Für Liechtenstein ist eine Hungersnot erstmals 1314 erwähnt. Besser belegt sind Hungersnöte seit dem 17. Jahrhundert, so im Rheinüberschwemmungsjahr 1627 und am Ende des Dreissigjährigen Kriegs. Während der europaweiten Hungersnot von 1770–72 überstieg in Liechtenstein die Zahl der Toten die der Neugeborenen um 200. 1796 folgte auf einen unfruchtbaren Sommer mit heftigen Stürmen und Unwettern ein rauer, nasser Winter, Schädlinge reduzierten die Ernteerträge um mehr als die Hälfte. Die Koalitionskriege stellten eine enorme Belastung für die Bevölkerung dar. Viele Arme trieb der Hunger zum Verzehr von Gras und Kräutern. Angesichts des drohenden Hungertods in Triesen und Balzers bemühte sich Landvogt Franz Xaver Menzinger 1805/06 um den Import von Feldfrüchten. Im mitteleuropäischen Hungerjahr 1816/17 verursachten Rheinüberschwemmungen, ein nasskalter Sommer und Schädlingsbefall auch in Liechtenstein eine schwere Missernte. Folgenreich erwies sich der Mangel an Mais und Kartoffeln; die Getreidepreise stiegen um das Vielfache. Die Bevölkerung soll sich mit Ersatzspeisen wie Gras, Brennnessel, Trester und gemahlenen Maiskolben beholfen haben; besonders Kinder und Alte starben an den Folgen des Hungers (1817/18 übertraf die Zahl der Todesfälle jene der Geburten um rund 150). Ab Frühjahr 1817 gelang Landvogt Josef Schuppler trotz der österreichischen Ausfuhrsperre die Einfuhr von Kartoffeln und Brotgetreide aus Österreich und der Lombardei. Die europaweite Krise von 1846/47 zählt zu den letzten grossen Hungersnöten «alten Typs» (Wilhelm Abel), die in der Regel nicht viel länger als einen Erntezyklus dauerten. In Liechtenstein traf sie wiederum mit einem Rheineinbruch zusammen und führte (wie schon 1816/17) zu einer Auswanderungswelle. Hunger gab es in Liechtenstein nochmals im Ersten Weltkrieg, im Lauf des 20. Jahrhunderts verschwand er als Alltagserfahrung breiter Bevölkerungsteile.
Quellen
- Chronik des Johann Georg Helbert aus Eschen, 2006.
Literatur
- Sabine Falk-Veits, Alfred Weiss: «Armselig sieht es aus, die not ist nicht zu beschreiben». Armut als soziales und wirtschaftliches Problem des 18. und 19. Jahrhunderts, dargestellt am Fallbeispiel Liechtenstein, in: Bausteine zur liechtensteinischen Geschichte. Studien und studentische Forschungsbeiträge, hg. von Arthur Brunhart, Bd. 2: Neuzeit: Land und Leute, Zürich 1999, S. 209–241, hier S. 216f.

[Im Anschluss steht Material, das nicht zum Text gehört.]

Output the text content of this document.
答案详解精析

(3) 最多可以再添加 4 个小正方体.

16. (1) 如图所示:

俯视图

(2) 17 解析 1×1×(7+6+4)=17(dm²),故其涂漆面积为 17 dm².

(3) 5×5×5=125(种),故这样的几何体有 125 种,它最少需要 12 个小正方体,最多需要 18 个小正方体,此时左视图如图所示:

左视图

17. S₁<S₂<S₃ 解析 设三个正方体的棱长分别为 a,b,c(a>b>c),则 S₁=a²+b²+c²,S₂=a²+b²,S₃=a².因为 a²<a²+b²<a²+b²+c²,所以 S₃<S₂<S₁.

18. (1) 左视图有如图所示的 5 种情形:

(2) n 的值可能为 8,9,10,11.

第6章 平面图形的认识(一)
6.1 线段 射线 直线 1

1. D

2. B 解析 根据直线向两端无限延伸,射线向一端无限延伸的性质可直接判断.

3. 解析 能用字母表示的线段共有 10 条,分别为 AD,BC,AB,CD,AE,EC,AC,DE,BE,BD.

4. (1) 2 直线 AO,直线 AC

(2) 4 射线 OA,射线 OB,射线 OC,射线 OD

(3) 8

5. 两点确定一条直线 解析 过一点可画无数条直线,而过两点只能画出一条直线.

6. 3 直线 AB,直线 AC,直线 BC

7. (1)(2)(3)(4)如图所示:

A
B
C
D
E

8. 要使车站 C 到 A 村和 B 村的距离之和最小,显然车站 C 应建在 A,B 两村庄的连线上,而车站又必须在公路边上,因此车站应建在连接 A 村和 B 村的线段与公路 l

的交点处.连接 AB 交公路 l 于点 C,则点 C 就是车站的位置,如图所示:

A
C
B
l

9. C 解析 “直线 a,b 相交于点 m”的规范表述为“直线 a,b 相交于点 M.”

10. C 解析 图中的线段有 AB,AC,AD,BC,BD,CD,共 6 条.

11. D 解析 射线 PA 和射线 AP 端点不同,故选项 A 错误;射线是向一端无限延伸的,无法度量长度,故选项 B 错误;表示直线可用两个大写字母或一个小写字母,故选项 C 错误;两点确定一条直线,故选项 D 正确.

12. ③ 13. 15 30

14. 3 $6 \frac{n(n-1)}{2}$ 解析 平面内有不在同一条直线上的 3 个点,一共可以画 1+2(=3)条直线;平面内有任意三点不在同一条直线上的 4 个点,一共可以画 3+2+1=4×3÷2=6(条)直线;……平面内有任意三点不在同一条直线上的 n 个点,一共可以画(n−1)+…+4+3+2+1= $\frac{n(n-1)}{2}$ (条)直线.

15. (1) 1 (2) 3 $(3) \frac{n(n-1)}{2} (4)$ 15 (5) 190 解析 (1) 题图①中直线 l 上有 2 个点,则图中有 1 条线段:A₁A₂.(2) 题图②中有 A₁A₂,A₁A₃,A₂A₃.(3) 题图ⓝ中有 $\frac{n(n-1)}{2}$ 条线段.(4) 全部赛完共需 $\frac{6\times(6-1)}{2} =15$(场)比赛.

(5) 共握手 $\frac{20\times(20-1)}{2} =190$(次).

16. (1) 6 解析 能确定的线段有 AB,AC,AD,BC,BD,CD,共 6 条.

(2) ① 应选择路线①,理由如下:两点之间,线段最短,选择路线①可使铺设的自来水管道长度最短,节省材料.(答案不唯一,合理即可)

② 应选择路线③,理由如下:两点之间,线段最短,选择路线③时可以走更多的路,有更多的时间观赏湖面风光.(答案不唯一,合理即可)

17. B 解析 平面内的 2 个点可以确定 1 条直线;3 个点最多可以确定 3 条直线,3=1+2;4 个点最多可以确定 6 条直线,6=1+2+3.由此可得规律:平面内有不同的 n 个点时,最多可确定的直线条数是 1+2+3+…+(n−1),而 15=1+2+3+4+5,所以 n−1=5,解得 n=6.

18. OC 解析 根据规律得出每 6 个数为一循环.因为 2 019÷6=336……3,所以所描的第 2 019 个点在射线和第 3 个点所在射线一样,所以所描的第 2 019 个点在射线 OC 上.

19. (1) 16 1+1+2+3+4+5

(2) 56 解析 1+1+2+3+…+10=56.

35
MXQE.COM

- Paul Vogt: Brücken zur Vergangenheit. Ein Text- und Arbeitsbuch zur liechtensteinischen Geschichte. 17. bis 19. Jahrhundert, hg. vom Schulamt des Fürstentums Liechtenstein, Vaduz 1990.
- Gerhard Wanner: Aspekte zur Liechtensteiner Wirtschafts- und Sozialgeschichte um 1800, in: Jahrbuch des Historischen Vereins für das Fürstentum Liechtenstein, Bd. 70 (1970), S- 459–500, hier S. 465–467.
- Albert Schädler: Das Hungerjahr 1817 in Liechtenstein, in: Jahrbuch des Historischen Vereins für das Fürstentum Liechtenstein, Bd. 18 (1918), S. 9–25.